President Zuma sparks outrage in poor S Africa after spending 17.5m pounds on home
South African President Jacob Zuma has sparked outrage after he spent 17.5 million pounds to upgrade his rural family home.
South Africa is a nation racked by poverty, where 13 million people survive on less than one pound a day, and two million have no access to a toilet.
Yet as his people struggle in squalor, Zuma spent millions to upgrade his rural family home.
According to the Daily Mail, the costly upgrade to Zuma's once-humble home in the village of Nkandla includes Astroturf sports fields and tennis courts, a gymnasium and state-of-the art security systems, including fingerprint-controlled access pads, the report said.
When African journalists revealed the astronomical cost of the work, Zuma's ministers turned on the whistle-blowers, saying that revealing the details of 'top secret' documents was illegal.
Originally the cost of the project, which began two years ago, was put at 500,000 pounds, but it has since skyrocketed.
According to the report, Zuma has named his residence a 'national key point', a status invented by the previous paranoid apartheid government, which means it is entitled to security measures 'in the interests of the nation'.

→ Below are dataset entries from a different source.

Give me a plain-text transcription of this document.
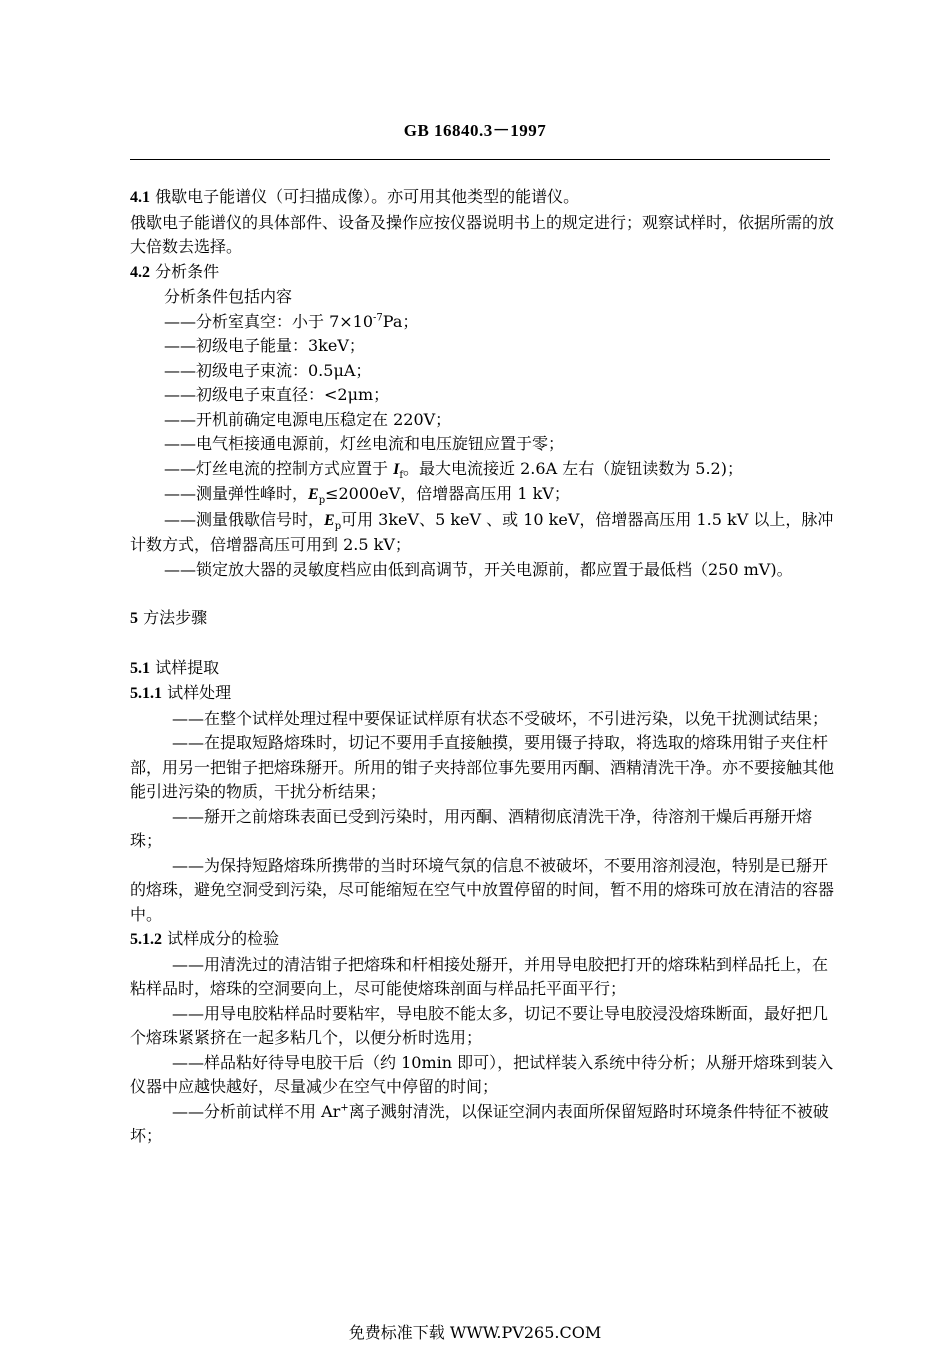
GB 16840.3－1997

4.1 俄歇电子能谱仪（可扫描成像）。亦可用其他类型的能谱仪。

俄歇电子能谱仪的具体部件、设备及操作应按仪器说明书上的规定进行；观察试样时，依据所需的放大倍数去选择。

4.2 分析条件

分析条件包括内容

——分析室真空：小于 $7\times 10^{-7}Pa$；

——初级电子能量：3keV；

——初级电子束流：0.5μA；

——初级电子束直径：<2μm；

——开机前确定电源电压稳定在 220V；

——电气柜接通电源前，灯丝电流和电压旋钮应置于零；

——灯丝电流的控制方式应置于 $I_f$。最大电流接近 2.6A 左右（旋钮读数为 5.2)；

——测量弹性峰时，$E_p\le 2000eV$，倍增器高压用 1 kV；

——测量俄歇信号时，$E_p$可用 3keV、5 keV 、或 10 keV，倍增器高压用 1.5 kV 以上，脉冲计数方式，倍增器高压可用到 2.5 kV；

——锁定放大器的灵敏度档应由低到高调节，开关电源前，都应置于最低档（250 mV)。

5 方法步骤

5.1 试样提取

5.1.1 试样处理

——在整个试样处理过程中要保证试样原有状态不受破坏，不引进污染，以免干扰测试结果；

——在提取短路熔珠时，切记不要用手直接触摸，要用镊子持取，将选取的熔珠用钳子夹住杆部，用另一把钳子把熔珠掰开。所用的钳子夹持部位事先要用丙酮、酒精清洗干净。亦不要接触其他能引进污染的物质，干扰分析结果；

——掰开之前熔珠表面已受到污染时，用丙酮、酒精彻底清洗干净，待溶剂干燥后再掰开熔珠；

——为保持短路熔珠所携带的当时环境气氛的信息不被破坏，不要用溶剂浸泡，特别是已掰开的熔珠，避免空洞受到污染，尽可能缩短在空气中放置停留的时间，暂不用的熔珠可放在清洁的容器中。

5.1.2 试样成分的检验

——用清洗过的清洁钳子把熔珠和杆相接处掰开，并用导电胶把打开的熔珠粘到样品托上，在粘样品时，熔珠的空洞要向上，尽可能使熔珠剖面与样品托平面平行；

——用导电胶粘样品时要粘牢，导电胶不能太多，切记不要让导电胶浸没熔珠断面，最好把几个熔珠紧紧挤在一起多粘几个，以便分析时选用；

——样品粘好待导电胶干后（约 10min 即可），把试样装入系统中待分析；从掰开熔珠到装入仪器中应越快越好，尽量减少在空气中停留的时间；

——分析前试样不用 Ar+离子溅射清洗，以保证空洞内表面所保留短路时环境条件特征不被破坏；

免费标准下载 WWW.PV265.COM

Last week he was grilled in parliament about what he and his family were costing the nation, and struggled to answer, protesting that he was unaware of the scale of the work.
"All the buildings and every room we use in that residence were built by ourselves as family and not by the government," he protested.
"He did not know the amount spent on bunkers, claiming: 'I don't know the figures; that's not my job,'" he added.
Britain is committed to spending an average of 19?million pounds a year in aid on South Africa until 2015, mainly aimed at reducing HIV, the report added.